Нетрудно обмануть чувства девушки, если к тому же она некрасива и "несколько засиделась"; нетрудно обмануть самого себя, но Муза – особа тонкая, деликатная. Чуть покривил душой, пошёл против совести – дверью хлопнет и поминай как звали. Навсегда расставшись с военной службой и очень надолго с поэзией, Афанасий Афанасьевич решает заняться хозяйством и покупает хутор Степановку. Опыта у начинающего помещика не было, почитай, никакого, зато имелась природная сметка, а подспудно и талант, умеющий развернуться в любой самой неожиданной плоскости.

Двести десятин земли, занимаемых Степановкой, как раз соответствовали поземельному цензу; вот Фета и уговорили, как человека известного, баллотироваться на выборах в местный суд. Поначалу Афанасий Афанасьевич был избран гласным, т. е. присяжным заседателем, а через год – мировым судьёй. Для исполнения своих новых обязанностей пришлось ему заказать судейский мундир, обзавестись нужными книгами, сводом российских законов и надлежащими бланками. По судейской своей должности бывшему поэту полагалось вести и следственную и миротворческую работу. Почему "бывшему"? Да потому что с 1860 по 1877 год во всю бытность свою мировым судьёй Афанасий Фет по собственному признанию не написал и трёх стихотворений. Впрочем, это не совсем так, ибо если внимательно присмотреться к наследию поэта, то число стихотворений, датированных этим промежутком, достигнет нескольких десятков, но таково было самоощущение Фета, и это важно.

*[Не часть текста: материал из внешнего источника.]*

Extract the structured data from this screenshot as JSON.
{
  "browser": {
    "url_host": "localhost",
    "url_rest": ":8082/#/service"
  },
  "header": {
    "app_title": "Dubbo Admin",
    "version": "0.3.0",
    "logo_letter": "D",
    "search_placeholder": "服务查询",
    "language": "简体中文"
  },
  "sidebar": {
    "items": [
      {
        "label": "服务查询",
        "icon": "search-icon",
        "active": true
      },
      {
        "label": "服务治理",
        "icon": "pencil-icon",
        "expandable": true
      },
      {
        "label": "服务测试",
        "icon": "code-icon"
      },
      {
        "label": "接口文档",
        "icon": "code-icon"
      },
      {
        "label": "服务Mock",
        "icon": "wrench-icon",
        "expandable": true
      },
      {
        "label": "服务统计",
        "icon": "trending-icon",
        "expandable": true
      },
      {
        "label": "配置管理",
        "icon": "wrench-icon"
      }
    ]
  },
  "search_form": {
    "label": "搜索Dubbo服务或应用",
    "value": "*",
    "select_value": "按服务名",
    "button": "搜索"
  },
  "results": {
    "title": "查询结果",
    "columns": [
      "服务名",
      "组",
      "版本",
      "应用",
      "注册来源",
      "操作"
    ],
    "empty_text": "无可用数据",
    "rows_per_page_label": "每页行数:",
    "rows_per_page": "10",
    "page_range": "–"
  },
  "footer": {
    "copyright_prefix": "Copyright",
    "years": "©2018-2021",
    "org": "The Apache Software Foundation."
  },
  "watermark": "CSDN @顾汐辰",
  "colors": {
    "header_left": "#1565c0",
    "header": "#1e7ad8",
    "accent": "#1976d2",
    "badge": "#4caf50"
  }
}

Однако Афанасий Афанасьевич не думал полностью отказываться от выгодных сторон своего поэтического дара и в 1863 году, пожелав на старых дрожжах прежней славы замесить новый успех, издал книгу своих давних стихов. Только ведь пришло уже совсем иное время, и его "шёпот, робкое дыхание…" никто не услышал. Мёртвым грузом легла книга на магазинные прилавки. О том, что он когда-то был поэтом, припомнилось Фету ещё и в 1867–1868 годах, когда он вместе с Львом Николаевичем Толстым устроил публичные чтения в пользу голодающих. Помещение было предоставлено аристократическим клубом с освещением и прислугой. Собрано было 3300 рублей.

С виду полный цветущего здоровья человек, довольно расчётливый и скуповатый, Фет и в прежние времена мало напоминал байронический образ поэта. Когда-то, в начальную пору своего знакомства с ним, Лев Николаевич Толстой даже недоумевал: "Откуда в этом толстом офицере лирическая дерзость – свойство великих поэтов?" Теперь же, довольно часто общаясь с Фетом, Лев Николаевич ближе узнал и оценил эту незаурядную личность. Так, в одном из писем к поэту он не преминул заметить: "Вы человек, которого, не говоря о другом, по уму я ценю выше всех моих знакомых". Симпатизировал Фету и Фёдор Иванович Тютчев, как-то сказавший об одном из его стихотворений: "Как это воздушно!"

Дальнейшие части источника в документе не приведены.